Die Kritik neigt dazu, milde zu lächeln, wenn sich Stars des Klassik-Business' dem populären Repertoire zuwenden. Das Publikum jedoch sieht das ganz anders. Es liebt seine Heroen insbesondere dann, wenn es sich in ihren Liedern wieder findet. So wurde Plácido Domingos Album “Be My Love” von 1976 eines seiner erfolgreichsten, obwohl oder gerade weil er sich mit Evergreens wie “Granada” oder “Ay, Ay,Ay” einer Reihe von unterhaltsamen Ohrwürmern widmete. Nun wird die Aufnahme im Rahmen der Wiederveröffentlichungsreihe Spotlight wieder zu erschwingliches Preis und in sorgfältiger Edition zugänglich gemacht. Ein akustisches Schmuckstück mit Charme.

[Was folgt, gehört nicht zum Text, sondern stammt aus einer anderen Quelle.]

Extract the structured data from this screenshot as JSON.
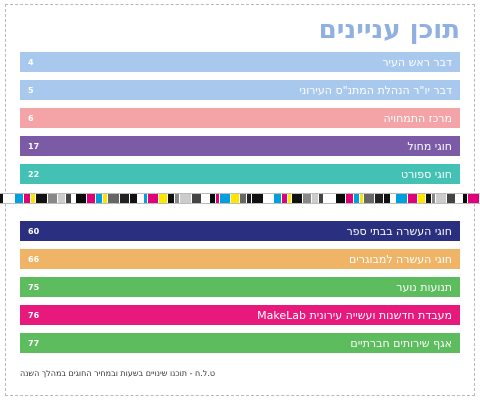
{
  "title": "תוכן עניינים",
  "entries": [
    {
      "label": "דבר ראש העיר",
      "page": "4",
      "color": "#a8c8ee"
    },
    {
      "label": "דבר יו\"ר הנהלת המתנ\"ס העירוני",
      "page": "5",
      "color": "#a8c8ee"
    },
    {
      "label": "מרכז התמחויה",
      "page": "6",
      "color": "#f4a3a6"
    },
    {
      "label": "חוגי מחול",
      "page": "17",
      "color": "#7b5aa6"
    },
    {
      "label": "חוגי ספורט",
      "page": "22",
      "color": "#42c1b4"
    },
    {
      "label": "חוגי העשרה בבתי ספר",
      "page": "60",
      "color": "#2a2f7f"
    },
    {
      "label": "חוגי העשרה למבוגרים",
      "page": "66",
      "color": "#f0b467"
    },
    {
      "label": "תנועות נוער",
      "page": "75",
      "color": "#5cbc5e"
    },
    {
      "label": "מעבדת חדשנות ועשייה עירונית MakeLab",
      "page": "76",
      "color": "#e8197d"
    },
    {
      "label": "אגף שירותים חברתיים",
      "page": "77",
      "color": "#5cbc5e"
    }
  ],
  "footnote": "ט.ל.ח - תוכנו שינויים בשעות ובמחיר החוגים במהלך השנה"
}
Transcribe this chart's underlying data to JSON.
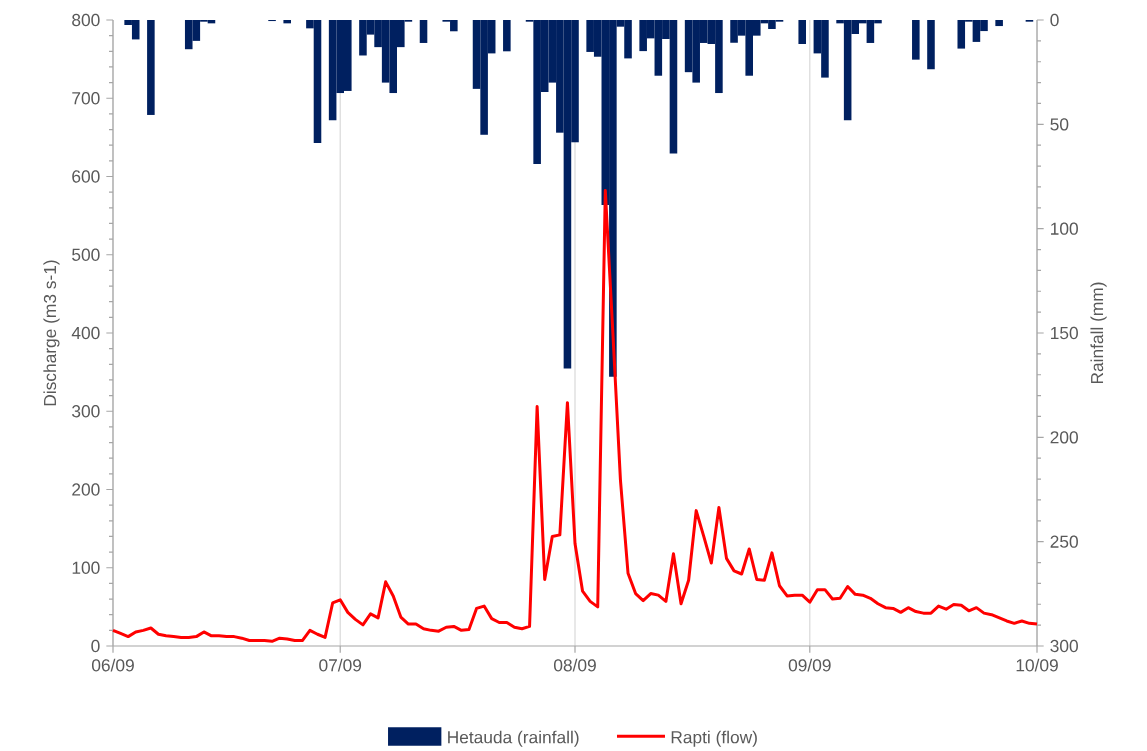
{
  "chart_data": {
    "type": "bar",
    "categories": [
      "06/09",
      null,
      null,
      null,
      null,
      null,
      null,
      null,
      null,
      null,
      null,
      null,
      null,
      null,
      null,
      null,
      null,
      null,
      null,
      null,
      null,
      null,
      null,
      null,
      null,
      null,
      null,
      null,
      null,
      null,
      "07/09",
      null,
      null,
      null,
      null,
      null,
      null,
      null,
      null,
      null,
      null,
      null,
      null,
      null,
      null,
      null,
      null,
      null,
      null,
      null,
      null,
      null,
      null,
      null,
      null,
      null,
      null,
      null,
      null,
      null,
      null,
      "08/09",
      null,
      null,
      null,
      null,
      null,
      null,
      null,
      null,
      null,
      null,
      null,
      null,
      null,
      null,
      null,
      null,
      null,
      null,
      null,
      null,
      null,
      null,
      null,
      null,
      null,
      null,
      null,
      null,
      null,
      null,
      "09/09",
      null,
      null,
      null,
      null,
      null,
      null,
      null,
      null,
      null,
      null,
      null,
      null,
      null,
      null,
      null,
      null,
      null,
      null,
      null,
      null,
      null,
      null,
      null,
      null,
      null,
      null,
      null,
      null,
      null,
      "10/09"
    ],
    "ylabel": "Discharge (m3 s-1)",
    "y2label": "Rainfall (mm)",
    "ylim": [
      0,
      800
    ],
    "yticks": [
      0,
      100,
      200,
      300,
      400,
      500,
      600,
      700,
      800
    ],
    "y2lim": [
      300,
      0
    ],
    "y2ticks": [
      0,
      50,
      100,
      150,
      200,
      250,
      300
    ],
    "grid": "x",
    "legend": "bottom",
    "series": [
      {
        "name": "Hetauda (rainfall)",
        "axis": "y2",
        "color": "#002060",
        "values": [
          null,
          null,
          2.4,
          9.3,
          null,
          45.5,
          null,
          null,
          null,
          null,
          14,
          10,
          0.8,
          1.6,
          null,
          null,
          null,
          null,
          null,
          null,
          null,
          0.5,
          null,
          1.6,
          null,
          null,
          4,
          59,
          null,
          48,
          35,
          34,
          null,
          17,
          7,
          13,
          30,
          35,
          13,
          0.8,
          null,
          11,
          null,
          null,
          0.8,
          5.4,
          null,
          null,
          33,
          55,
          16,
          null,
          15,
          null,
          null,
          0.8,
          69,
          34.5,
          30,
          54,
          167,
          58.6,
          null,
          15.3,
          17.6,
          88.6,
          171,
          3.2,
          18.4,
          null,
          14.9,
          8.8,
          26.7,
          9.1,
          64,
          null,
          25,
          30,
          11,
          11.5,
          35,
          null,
          10.9,
          7.5,
          26.7,
          7.5,
          1.6,
          4.3,
          0.8,
          null,
          null,
          11.5,
          null,
          16,
          27.6,
          null,
          1.6,
          48,
          6.7,
          1.6,
          11,
          1.6,
          null,
          null,
          null,
          null,
          19,
          null,
          23.6,
          null,
          null,
          null,
          13.7,
          0.8,
          10.5,
          5.3,
          null,
          2.9,
          null,
          null,
          null,
          0.8,
          null
        ]
      },
      {
        "name": "Rapti (flow)",
        "type": "line",
        "color": "#ff0000",
        "values": [
          20,
          16,
          12,
          18,
          20,
          23,
          15,
          13,
          12,
          11,
          11,
          12,
          18,
          13,
          13,
          12,
          12,
          10,
          7,
          7,
          7,
          6,
          10,
          9,
          7,
          7,
          20,
          15,
          11,
          55,
          59,
          43,
          34,
          27,
          41,
          36,
          82,
          64,
          37,
          28,
          28,
          22,
          20,
          19,
          24,
          25,
          20,
          21,
          48,
          51,
          35,
          30,
          30,
          24,
          22,
          25,
          306,
          85,
          140,
          142,
          311,
          131,
          70,
          57,
          50,
          582,
          400,
          212,
          93,
          67,
          58,
          67,
          65,
          57,
          118,
          54,
          84,
          173,
          140,
          106,
          177,
          112,
          96,
          92,
          124,
          85,
          84,
          119,
          77,
          64,
          65,
          65,
          56,
          72,
          72,
          60,
          61,
          76,
          66,
          65,
          61,
          54,
          49,
          48,
          43,
          49,
          44,
          42,
          42,
          51,
          47,
          53,
          52,
          45,
          49,
          42,
          40,
          36,
          32,
          29,
          32,
          29,
          28
        ]
      }
    ]
  }
}
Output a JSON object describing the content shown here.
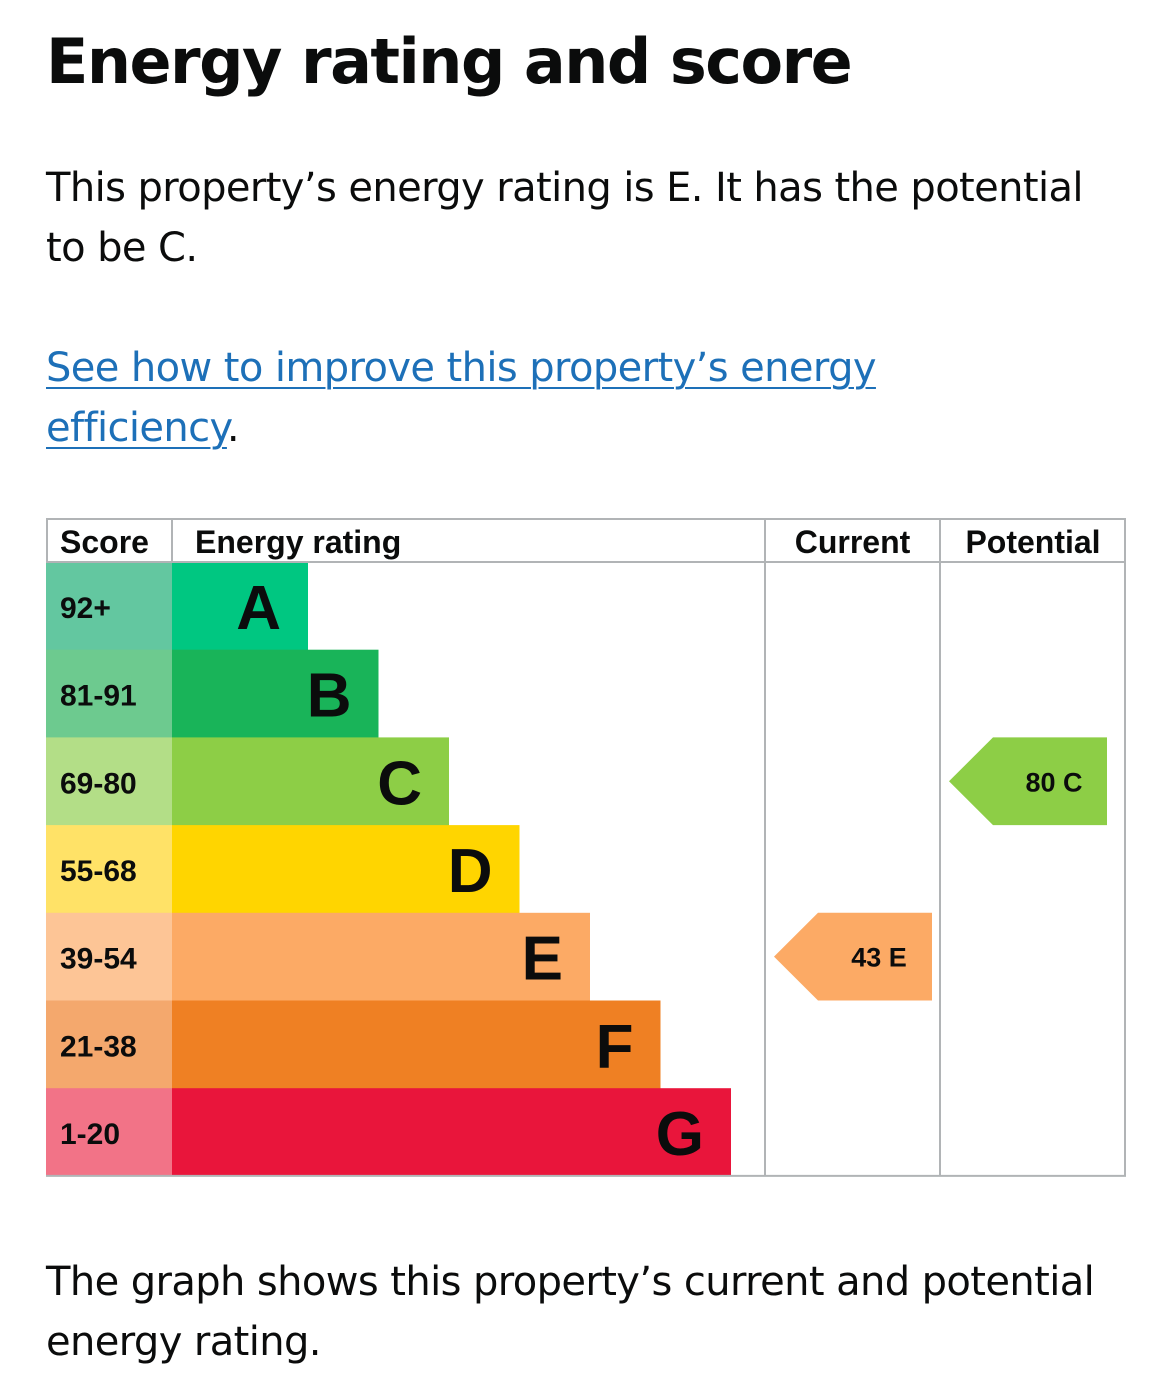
{
  "page": {
    "title": "Energy rating and score",
    "summary": "This property’s energy rating is E. It has the potential to be C.",
    "improve_link": "See how to improve this property’s energy efficiency",
    "improve_link_suffix": ".",
    "caption": "The graph shows this property’s current and potential energy rating."
  },
  "chart_data": {
    "type": "bar",
    "headers": {
      "score": "Score",
      "rating": "Energy rating",
      "current": "Current",
      "potential": "Potential"
    },
    "bands": [
      {
        "score": "92+",
        "letter": "A",
        "color": "#00c781",
        "score_color": "#63c7a0"
      },
      {
        "score": "81-91",
        "letter": "B",
        "color": "#19b459",
        "score_color": "#6dca8f"
      },
      {
        "score": "69-80",
        "letter": "C",
        "color": "#8dce46",
        "score_color": "#b3de87"
      },
      {
        "score": "55-68",
        "letter": "D",
        "color": "#ffd500",
        "score_color": "#ffe267"
      },
      {
        "score": "39-54",
        "letter": "E",
        "color": "#fcaa65",
        "score_color": "#fdc596"
      },
      {
        "score": "21-38",
        "letter": "F",
        "color": "#ef8023",
        "score_color": "#f4a86d"
      },
      {
        "score": "1-20",
        "letter": "G",
        "color": "#e9153b",
        "score_color": "#f27387"
      }
    ],
    "current": {
      "score": 43,
      "band": "E",
      "label": "43  E"
    },
    "potential": {
      "score": 80,
      "band": "C",
      "label": "80  C"
    }
  }
}
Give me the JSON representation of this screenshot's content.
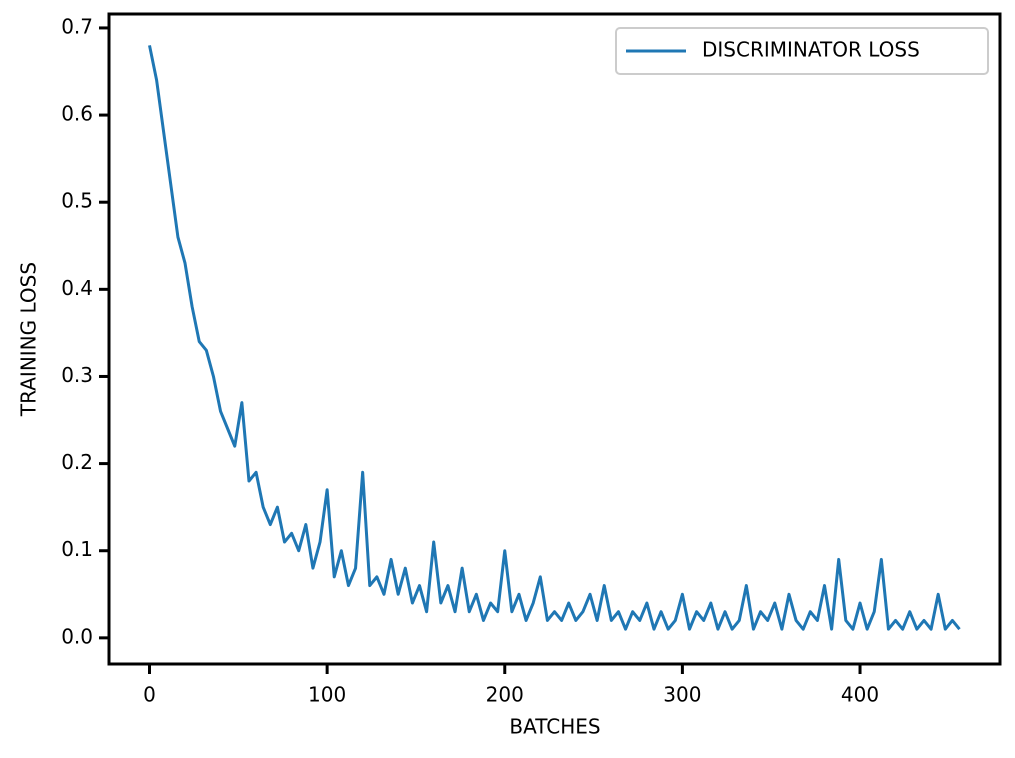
{
  "chart_data": {
    "type": "line",
    "x": [
      0,
      4,
      8,
      12,
      16,
      20,
      24,
      28,
      32,
      36,
      40,
      44,
      48,
      52,
      56,
      60,
      64,
      68,
      72,
      76,
      80,
      84,
      88,
      92,
      96,
      100,
      104,
      108,
      112,
      116,
      120,
      124,
      128,
      132,
      136,
      140,
      144,
      148,
      152,
      156,
      160,
      164,
      168,
      172,
      176,
      180,
      184,
      188,
      192,
      196,
      200,
      204,
      208,
      212,
      216,
      220,
      224,
      228,
      232,
      236,
      240,
      244,
      248,
      252,
      256,
      260,
      264,
      268,
      272,
      276,
      280,
      284,
      288,
      292,
      296,
      300,
      304,
      308,
      312,
      316,
      320,
      324,
      328,
      332,
      336,
      340,
      344,
      348,
      352,
      356,
      360,
      364,
      368,
      372,
      376,
      380,
      384,
      388,
      392,
      396,
      400,
      404,
      408,
      412,
      416,
      420,
      424,
      428,
      432,
      436,
      440,
      444,
      448,
      452,
      456
    ],
    "series": [
      {
        "name": "DISCRIMINATOR LOSS",
        "color": "#1f77b4",
        "values": [
          0.68,
          0.64,
          0.58,
          0.52,
          0.46,
          0.43,
          0.38,
          0.34,
          0.33,
          0.3,
          0.26,
          0.24,
          0.22,
          0.27,
          0.18,
          0.19,
          0.15,
          0.13,
          0.15,
          0.11,
          0.12,
          0.1,
          0.13,
          0.08,
          0.11,
          0.17,
          0.07,
          0.1,
          0.06,
          0.08,
          0.19,
          0.06,
          0.07,
          0.05,
          0.09,
          0.05,
          0.08,
          0.04,
          0.06,
          0.03,
          0.11,
          0.04,
          0.06,
          0.03,
          0.08,
          0.03,
          0.05,
          0.02,
          0.04,
          0.03,
          0.1,
          0.03,
          0.05,
          0.02,
          0.04,
          0.07,
          0.02,
          0.03,
          0.02,
          0.04,
          0.02,
          0.03,
          0.05,
          0.02,
          0.06,
          0.02,
          0.03,
          0.01,
          0.03,
          0.02,
          0.04,
          0.01,
          0.03,
          0.01,
          0.02,
          0.05,
          0.01,
          0.03,
          0.02,
          0.04,
          0.01,
          0.03,
          0.01,
          0.02,
          0.06,
          0.01,
          0.03,
          0.02,
          0.04,
          0.01,
          0.05,
          0.02,
          0.01,
          0.03,
          0.02,
          0.06,
          0.01,
          0.09,
          0.02,
          0.01,
          0.04,
          0.01,
          0.03,
          0.09,
          0.01,
          0.02,
          0.01,
          0.03,
          0.01,
          0.02,
          0.01,
          0.05,
          0.01,
          0.02,
          0.01
        ]
      }
    ],
    "xlabel": "BATCHES",
    "ylabel": "TRAINING LOSS",
    "xlim": [
      -22.8,
      478.8
    ],
    "ylim": [
      -0.03,
      0.716
    ],
    "xticks": [
      0,
      100,
      200,
      300,
      400
    ],
    "yticks": [
      {
        "value": 0,
        "label": "0.0"
      },
      0.1,
      0.2,
      0.3,
      0.4,
      0.5,
      0.6,
      0.7
    ],
    "legend": "upper right"
  }
}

Der spanische Tenor Plácido Domingo ist eine der zentralen Persönlichkeiten des internationalen Musiklebens. Bislang sang er rund 120 Rollen und nahm weit mehr als 100 Tonträger auf, davon viele Opern in voller Länge. Er wurde mit Grammies ausgezeichnet, wirkte außerdem als Dirigent, Regisseur und engagiert sich sowohl im internationalen Kampf gegen Krankheiten wie Aids als auch für den Aufbau junger Talente. Mit anderen Worten: Domingo ist er einer der untadeligen Stars der klassischen Szene und noch immer ein Impulsgeber für zahlreiche neue Projekte. Ein Künstler, der sein Leben der Musik gewidmet hat, die er möglichst vielen Menschen nahe bringen will und die noch immer der Ursprung seiner Kraft ist: “Ich bin davon überzeugt, dass ich meine Energie direkt aus der Musik beziehe – je mehr ich singe, desto lieber tue ich es; ich kann mich bei meiner Arbeit gar nicht langweilen”. Wichtig ist ihm dabei die Vielseitigkeit. Wirft man einen Blick auf die CDs der vergangenen Wochen, erscheint Domingo mal als “Parsifal” mit Christian Thielemann in Wien, mal als italienischer Canzone-Meister wie in “Italia, ti amo”, mal als König der leichten Melodien, die er unter dem Titel “Be My Love” gemeinsam mit den Londoner Symphoniker unter der Leitung von Karl-Heinz Loges und Marcel Peeters aufgenommen hatte.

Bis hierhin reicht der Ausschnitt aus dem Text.